Talvez seja triste admitir que um dia a sociedade em que vivemos, foi palco de ideologias capazes de excluir, segregar e simplesmente matar pessoas devido as suas identidades e a crença veemente de que existem raças superiores a outras. Talvez também seja tão absurdo tentar compreender essa ideia e tentar encaixá-la no mundo em que vivemos, que sintamos lá no fundo a vontade de achar tudo isso uma pura comédia de horrores. Quase hilária de tão horripilante e ainda assim, o que há de mais triste nessa mesma sociedade.

Infiltrado na Klan, é uma comédia dramática policial, co-escrita e dirigida por Spike Lee e baseada no livro autobiográfico Black Klansman, de Ron Stallworth

É fundamental e não tão difícil compreender que a produção e tudo que está em volta dela, se trata de uma crítica aos Estados Unidos e a história de como foi construída a concepção de sociedade dentro desse país. Por ser uma comédia, à medida que o filme avança e combinado aos cortes de cena, trilha sonora e a própria pós-produção, o espectador pode se confundir um pouco ao imaginar que essa trata-se de uma crítica mais direta e até mesmo satírica de como o negro é encarado dentro de uma cultura racista e supremacista. Até mesmo a atuação do John David Washington, que vive o detetive infiltrado, Ron Stallworth, com seu sarcasmo e olhares expressivos, pode vir a contribuir com esse lado cômico da produção.

Adam Driver está bem como o detetive Philip Zimmerman, que na verdade, nunca foi exatamente judeu, mas essa foi uma das decisões dos roteiristas para tornar o roteiro mais dramático. Topher Grace é outro grande destaque como o líder da Ku Klux Klan, David Duke, e consegue a proeza de fazer o espectador franzir o rosto simplesmente pela forma como profere tão bem tudo o que diz.

A crítica principal se faz presente de uma forma muito mais profunda do que se parece. Toda essa construção espirituosa, é na verdade simplesmente uma maneira de contar um dos lados mais podres da história dos Estados Unidos. Não é como se a comédia presente, estivesse ali para tentar aliviar os horrores que são apresentados no filme, mas sim porque simplesmente essa foi a maneira escolhida para contar essa história.

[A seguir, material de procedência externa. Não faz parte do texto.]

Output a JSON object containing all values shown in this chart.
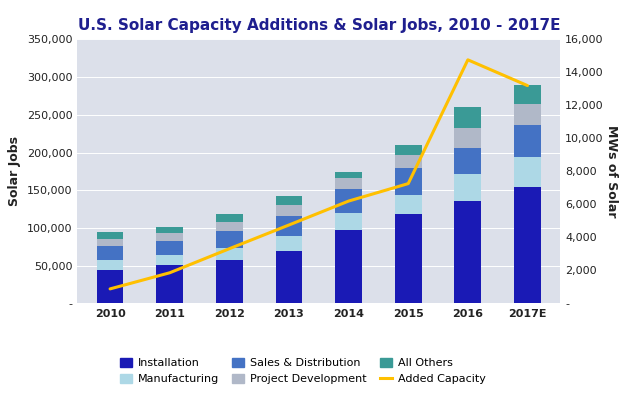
{
  "title": "U.S. Solar Capacity Additions & Solar Jobs, 2010 - 2017E",
  "years": [
    "2010",
    "2011",
    "2012",
    "2013",
    "2014",
    "2015",
    "2016",
    "2017E"
  ],
  "ylabel_left": "Solar Jobs",
  "ylabel_right": "MWs of Solar",
  "ylim_left": [
    0,
    350000
  ],
  "ylim_right": [
    0,
    16000
  ],
  "yticks_left": [
    0,
    50000,
    100000,
    150000,
    200000,
    250000,
    300000,
    350000
  ],
  "ytick_labels_left": [
    "-",
    "50,000",
    "100,000",
    "150,000",
    "200,000",
    "250,000",
    "300,000",
    "350,000"
  ],
  "yticks_right": [
    0,
    2000,
    4000,
    6000,
    8000,
    10000,
    12000,
    14000,
    16000
  ],
  "ytick_labels_right": [
    "-",
    "2,000",
    "4,000",
    "6,000",
    "8,000",
    "10,000",
    "12,000",
    "14,000",
    "16,000"
  ],
  "installation": [
    44000,
    51000,
    57000,
    69000,
    97000,
    119000,
    136000,
    154000
  ],
  "manufacturing": [
    14000,
    13000,
    17000,
    20000,
    23000,
    25000,
    35000,
    40000
  ],
  "sales_distribution": [
    18000,
    19000,
    22000,
    27000,
    32000,
    35000,
    35000,
    42000
  ],
  "project_development": [
    10000,
    10000,
    12000,
    15000,
    14000,
    18000,
    26000,
    28000
  ],
  "all_others": [
    9000,
    8000,
    10000,
    11000,
    8000,
    13000,
    28000,
    25000
  ],
  "added_capacity": [
    878,
    1855,
    3313,
    4751,
    6201,
    7260,
    14762,
    13200
  ],
  "colors": {
    "installation": "#1a1ab5",
    "manufacturing": "#add8e6",
    "sales_distribution": "#4472c4",
    "project_development": "#b0b8c8",
    "all_others": "#3a9a96",
    "added_capacity": "#ffc000"
  },
  "bg_color": "#dce0ea",
  "fig_color": "#ffffff",
  "title_color": "#1f1f8f",
  "title_fontsize": 11,
  "axis_label_fontsize": 9,
  "tick_fontsize": 8
}
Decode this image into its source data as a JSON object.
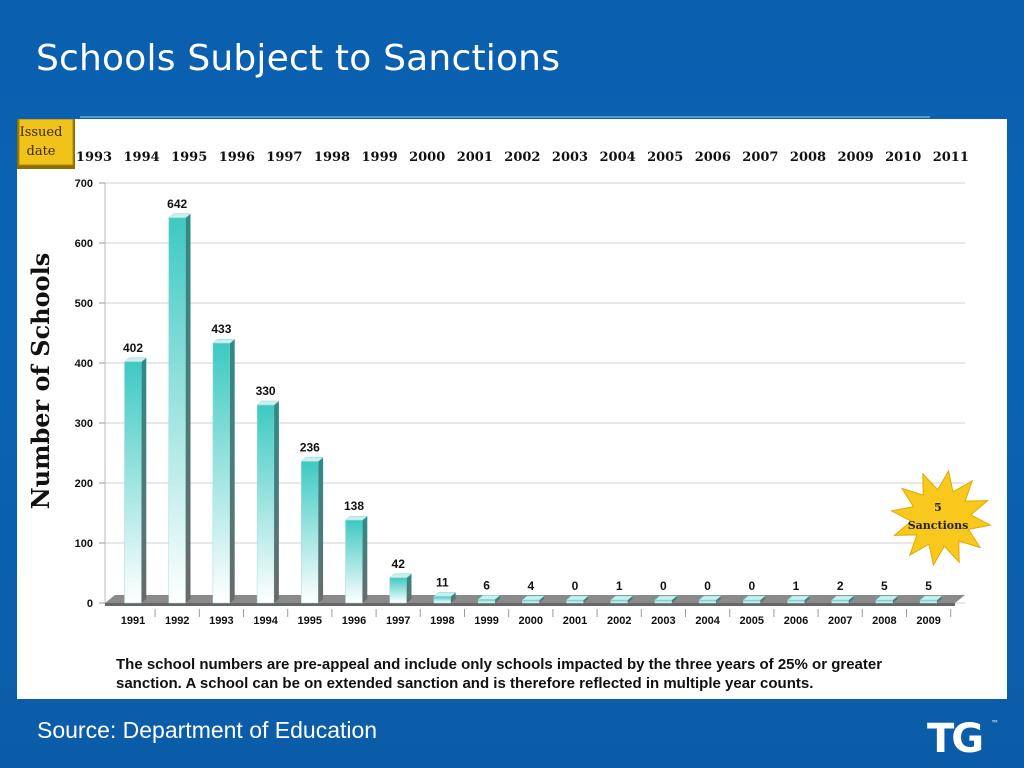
{
  "slide": {
    "title": "Schools Subject to Sanctions",
    "source": "Source: Department of Education",
    "footnote": "The school numbers are pre-appeal and include only schools impacted by the three years of 25% or greater sanction.  A school can be on extended sanction and is therefore reflected in multiple year counts.",
    "logo_text": "TG",
    "logo_tm": "™"
  },
  "colors": {
    "background": "#0a5fae",
    "bar_top": "#3ec9c2",
    "bar_bottom": "#ffffff",
    "bar_side": "#2c8c88",
    "floor": "#777777",
    "issued_box": "#f1c21a",
    "starburst": "#f8c81c"
  },
  "chart_data": {
    "type": "bar",
    "title": "",
    "ylabel": "Number of Schools",
    "xlabel": "",
    "categories": [
      "1991",
      "1992",
      "1993",
      "1994",
      "1995",
      "1996",
      "1997",
      "1998",
      "1999",
      "2000",
      "2001",
      "2002",
      "2003",
      "2004",
      "2005",
      "2006",
      "2007",
      "2008",
      "2009"
    ],
    "values": [
      402,
      642,
      433,
      330,
      236,
      138,
      42,
      11,
      6,
      4,
      0,
      1,
      0,
      0,
      0,
      1,
      2,
      5,
      5
    ],
    "data_labels": [
      "402",
      "642",
      "433",
      "330",
      "236",
      "138",
      "42",
      "11",
      "6",
      "4",
      "0",
      "1",
      "0",
      "0",
      "0",
      "1",
      "2",
      "5",
      "5"
    ],
    "ylim": [
      0,
      700
    ],
    "yticks": [
      0,
      100,
      200,
      300,
      400,
      500,
      600,
      700
    ],
    "grid": true,
    "legend": "none",
    "secondary_axis": {
      "label": "Issued date",
      "label_lines": [
        "Issued",
        "date"
      ],
      "ticks": [
        "1993",
        "1994",
        "1995",
        "1996",
        "1997",
        "1998",
        "1999",
        "2000",
        "2001",
        "2002",
        "2003",
        "2004",
        "2005",
        "2006",
        "2007",
        "2008",
        "2009",
        "2010",
        "2011"
      ]
    },
    "annotation": {
      "lines": [
        "5",
        "Sanctions"
      ],
      "shape": "starburst"
    }
  }
}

Esse poderia facilmente ser um drama forte recheado de momentos emocionantes e cenas aterradoras, no entanto, o gênero escolhido parece cumprir a missão de apresentar uma crítica inteligente, muito bem trabalhada e ao mesmo tempo passar um ar de despretensão, quando sabemos que na verdade boa parte do que foi apresentado, de fato aconteceu, direta ou indiretamente.

A montagem consegue dar uma identidade interessante na questão da crítica em forma de comédia, a forma como a tela se divide naquelas já memoráveis, conversas no telefone, cria uma relação mais próxima com o espectador, como se só ele tivesse sabendo daquilo, junto aos policiais. Cria-se também um ar de aventura, que apresenta Ron, como um carismático e interessante personagem que cumpre o papel de lidar com questões cruciais para o desenvolvimento do filme, que também o elevam como forte crítica social e o mais importante de tudo, não se torna maçante e desinteressante em nenhum momento.

Todo o contexto racista dos anos 70 é explicitado em detalhes, incluindo as cenas em que Ron e Patrice Dumas (Laura Darrier) – uma jovem negra e militante que defende a ideologia dos Black Panthers - estão em uma espécie de lanchonete de classe média, todos a sua volta são brancos, sem exceções. Em outro momento, durante uma reunião que trouxe o líder da Ku Klux Klan, David Duke a um hotel com os participantes do Colorado. Enquanto Duke explica o quanto os brancos são privilegiados por serem brancos, e por isso são guerreiros da América branca por respeito aos seus ancestrais que lutaram e morreram, a câmera foca nos serviçais, passando primeiro por duas mulheres brancas que sorriem enquanto escutam, até chegar nos quatro últimos homens negros com expressões que não precisam dizer mais nada, mas ainda assim um deles diz:

- Se eu soubesse que esse era um encontro da Klan eu não teria aceitado... P*ta m*rda!

Em um fim aparentemente realista mas ainda assim com alguns momentos que nos fazem acreditar em algum progresso, o corte final faz questão de nos trazer para a nossa realidade atual, com várias imagens chocantes lembrando que em 2017, marchas da supremacia branca expuseram o posicionamento extremista que ainda perdura nos Estados Unidos.

 Dessa forma, Infiltrado na Klan, apresenta uma obra que tem o objetivo de escancarar posicionamentos extremistas fazendo questão de alertar o quanto ainda são perigosos, por meio de uma narrativa que é cômica e crítica na mesma medida, com ótimas atuações e um roteiro que consegue se desenrolar e apresentar seu verdadeiro potencial nos momentos finais.